Yosemite is also more translucent – most obviously with the sidebar in Finder windows. Thankfully, Apple has adjusted the effect so backgrounds are now more blurred, meaning if you have a busy desktop background it won’t interfere with elements in the window above. (You can turn it off altogether in the Accessibility pane in System Preferences.)
The system font has changed from Lucida Grande to a slightly modified version of Helvetica Neue, which Apple also uses in iOS. It takes a little getting used to, but we like it. Some of Apple’s icons have changed too, again to bring them in line with their iOS cousins.

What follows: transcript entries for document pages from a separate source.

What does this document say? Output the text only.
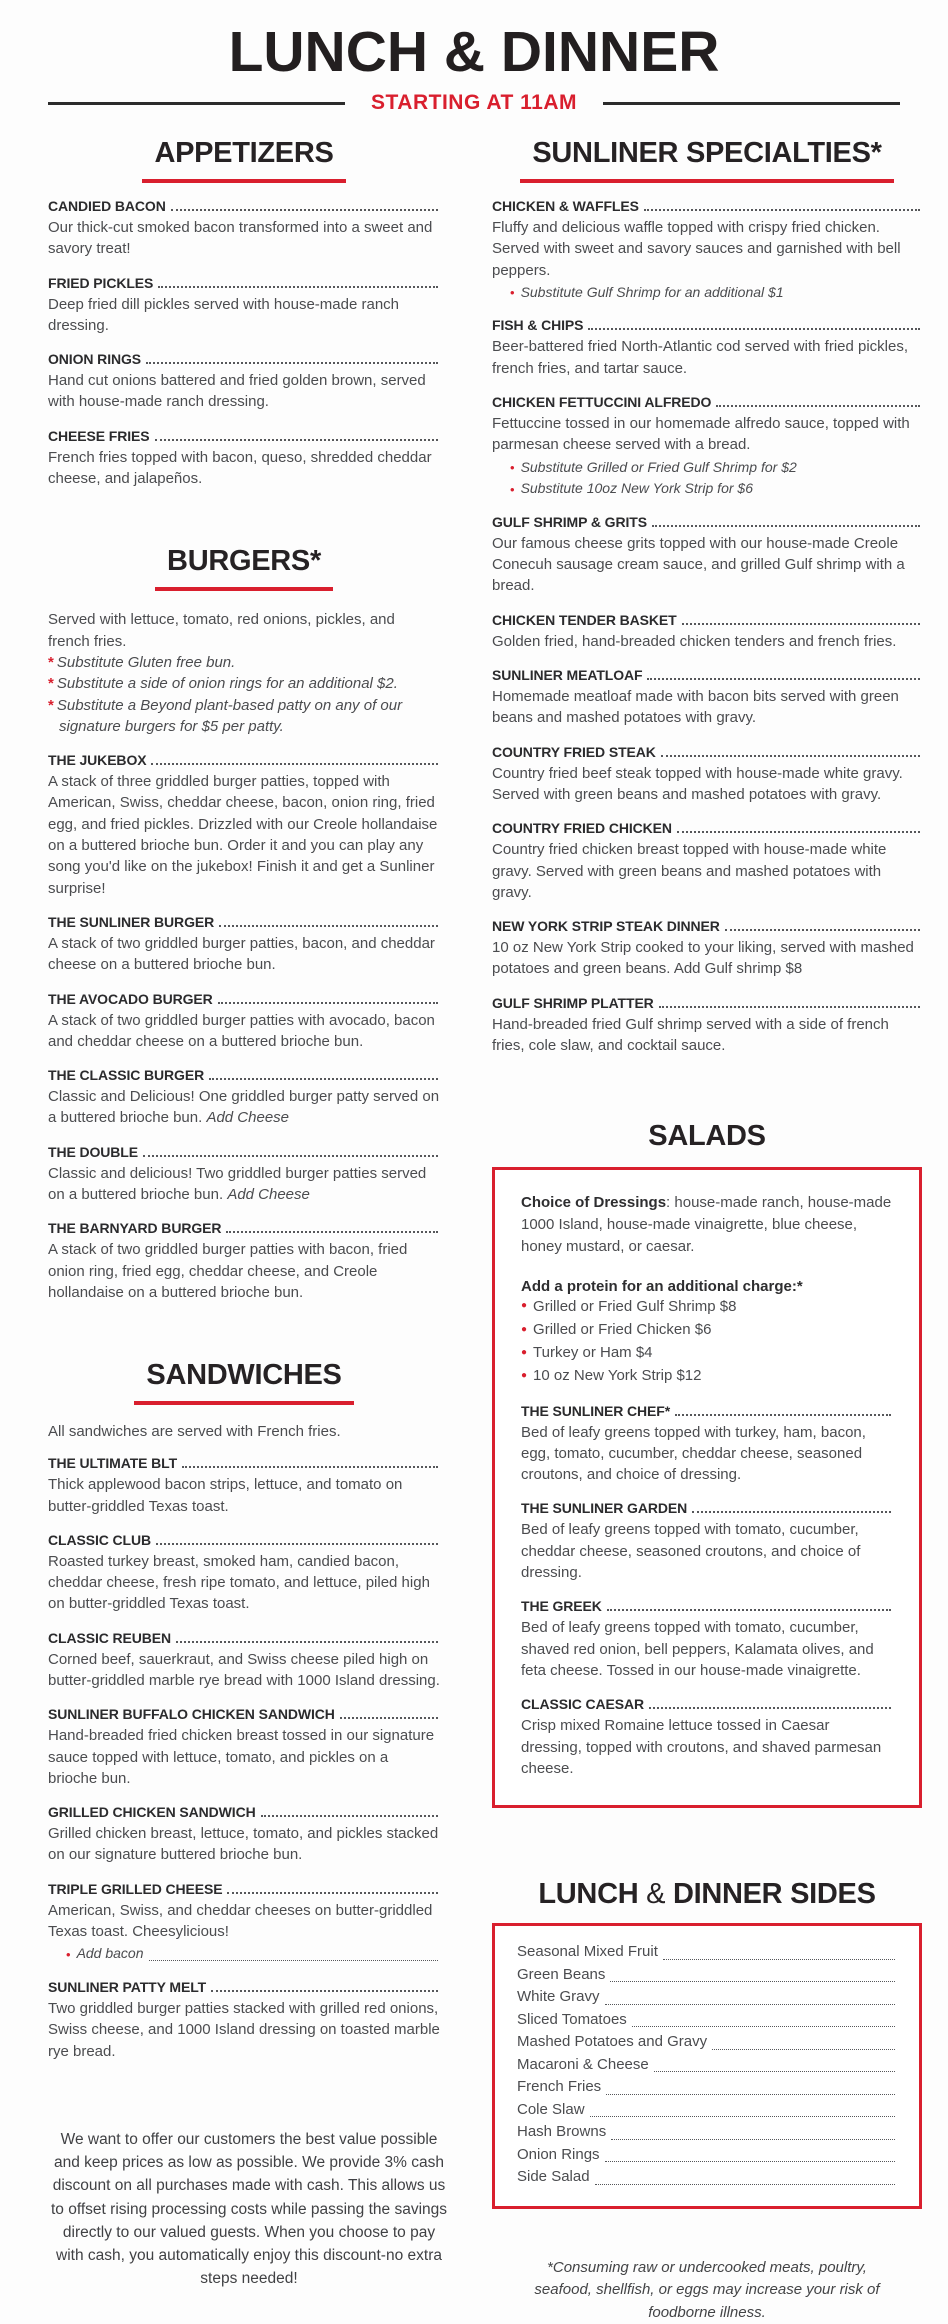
LUNCH & DINNER
STARTING AT 11AM
APPETIZERS
CANDIED BACON
Our thick-cut smoked bacon transformed into a sweet and savory treat!
FRIED PICKLES
Deep fried dill pickles served with house-made ranch dressing.
ONION RINGS
Hand cut onions battered and fried golden brown, served with house-made ranch dressing.
CHEESE FRIES
French fries topped with bacon, queso, shredded cheddar cheese, and jalapeños.
BURGERS*

Served with lettuce, tomato, red onions, pickles, and french fries.

* Substitute Gluten free bun.

* Substitute a side of onion rings for an additional $2.

* Substitute a Beyond plant-based patty on any of our signature burgers for $5 per patty.

THE JUKEBOX
A stack of three griddled burger patties, topped with American, Swiss, cheddar cheese, bacon, onion ring, fried egg, and fried pickles. Drizzled with our Creole hollandaise on a buttered brioche bun. Order it and you can play any song you'd like on the jukebox! Finish it and get a Sunliner surprise!
THE SUNLINER BURGER
A stack of two griddled burger patties, bacon, and cheddar cheese on a buttered brioche bun.
THE AVOCADO BURGER
A stack of two griddled burger patties with avocado, bacon and cheddar cheese on a buttered brioche bun.
THE CLASSIC BURGER
Classic and Delicious! One griddled burger patty served on a buttered brioche bun. Add Cheese
THE DOUBLE
Classic and delicious! Two griddled burger patties served on a buttered brioche bun. Add Cheese
THE BARNYARD BURGER
A stack of two griddled burger patties with bacon, fried onion ring, fried egg, cheddar cheese, and Creole hollandaise on a buttered brioche bun.
SANDWICHES

All sandwiches are served with French fries.

THE ULTIMATE BLT
Thick applewood bacon strips, lettuce, and tomato on butter-griddled Texas toast.
CLASSIC CLUB
Roasted turkey breast, smoked ham, candied bacon, cheddar cheese, fresh ripe tomato, and lettuce, piled high on butter-griddled Texas toast.
CLASSIC REUBEN
Corned beef, sauerkraut, and Swiss cheese piled high on butter-griddled marble rye bread with 1000 Island dressing.
SUNLINER BUFFALO CHICKEN SANDWICH
Hand-breaded fried chicken breast tossed in our signature sauce topped with lettuce, tomato, and pickles on a brioche bun.
GRILLED CHICKEN SANDWICH
Grilled chicken breast, lettuce, tomato, and pickles stacked on our signature buttered brioche bun.
TRIPLE GRILLED CHEESE
American, Swiss, and cheddar cheeses on butter-griddled Texas toast. Cheesylicious!
• Add bacon
SUNLINER PATTY MELT
Two griddled burger patties stacked with grilled red onions, Swiss cheese, and 1000 Island dressing on toasted marble rye bread.

We want to offer our customers the best value possible and keep prices as low as possible. We provide 3% cash discount on all purchases made with cash. This allows us to offset rising processing costs while passing the savings directly to our valued guests. When you choose to pay with cash, you automatically enjoy this discount-no extra steps needed!

SUNLINER SPECIALTIES*
CHICKEN & WAFFLES
Fluffy and delicious waffle topped with crispy fried chicken. Served with sweet and savory sauces and garnished with bell peppers.
• Substitute Gulf Shrimp for an additional $1
FISH & CHIPS
Beer-battered fried North-Atlantic cod served with fried pickles, french fries, and tartar sauce.
CHICKEN FETTUCCINI ALFREDO
Fettuccine tossed in our homemade alfredo sauce, topped with parmesan cheese served with a bread.
• Substitute Grilled or Fried Gulf Shrimp for $2
• Substitute 10oz New York Strip for $6
GULF SHRIMP & GRITS
Our famous cheese grits topped with our house-made Creole Conecuh sausage cream sauce, and grilled Gulf shrimp with a bread.
CHICKEN TENDER BASKET
Golden fried, hand-breaded chicken tenders and french fries.
SUNLINER MEATLOAF
Homemade meatloaf made with bacon bits served with green beans and mashed potatoes with gravy.
COUNTRY FRIED STEAK
Country fried beef steak topped with house-made white gravy. Served with green beans and mashed potatoes with gravy.
COUNTRY FRIED CHICKEN
Country fried chicken breast topped with house-made white gravy. Served with green beans and mashed potatoes with gravy.
NEW YORK STRIP STEAK DINNER
10 oz New York Strip cooked to your liking, served with mashed potatoes and green beans. Add Gulf shrimp $8
GULF SHRIMP PLATTER
Hand-breaded fried Gulf shrimp served with a side of french fries, cole slaw, and cocktail sauce.
SALADS

Choice of Dressings: house-made ranch, house-made 1000 Island, house-made vinaigrette, blue cheese, honey mustard, or caesar.

Add a protein for an additional charge:*

● Grilled or Fried Gulf Shrimp $8
● Grilled or Fried Chicken $6
● Turkey or Ham $4
● 10 oz New York Strip $12
THE SUNLINER CHEF*
Bed of leafy greens topped with turkey, ham, bacon, egg, tomato, cucumber, cheddar cheese, seasoned croutons, and choice of dressing.
THE SUNLINER GARDEN
Bed of leafy greens topped with tomato, cucumber, cheddar cheese, seasoned croutons, and choice of dressing.
THE GREEK
Bed of leafy greens topped with tomato, cucumber, shaved red onion, bell peppers, Kalamata olives, and feta cheese. Tossed in our house-made vinaigrette.
CLASSIC CAESAR
Crisp mixed Romaine lettuce tossed in Caesar dressing, topped with croutons, and shaved parmesan cheese.
LUNCH & DINNER SIDES
Seasonal Mixed Fruit
Green Beans
White Gravy
Sliced Tomatoes
Mashed Potatoes and Gravy
Macaroni & Cheese
French Fries
Cole Slaw
Hash Browns
Onion Rings
Side Salad

*Consuming raw or undercooked meats, poultry, seafood, shellfish, or eggs may increase your risk of foodborne illness.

Finally, there’s a new Dark Mode, designed to make your Mac more comfortable to use in low-light conditions. Its effect is currently limited to changing the menu bar, Spotlight, application switcher, and Dock to a dark shade of grey. It’s not perfect; some third-party menu bar items – Evernote, for example – don’t reverse their own colour to a lighter grey and so get lost. Also, you need to invoke Dark Mode manually – you can’t set it to come on automatically whenever, say, the backlight on the keyboard comes on. Notification Center in Mavericks was useful, but at the same time limited. The addition of the Today View adds to that usefulness significantly, as it did in iOS.
Prime position is given to the day and date, but below that, you can drag elements such as the World Clock and Weather into the order you want to position them.
You can remove extensions you may not need (yes Stocks, we’re looking at you), and you can switch Do Not Disturb on and off, making it easy to control when you get your notifications. Of course, the way all this information is presented has been carefully thought out (would you expect anything less?), so instead of just listing your appointments, for example, it says something like ‘The first thing on your Calendar today is…’
Perhaps best of all, though, Today View supports third-party extensions. So if you use a task manager or third-party email app, for example, you may be able to view content from those in the Today View panel.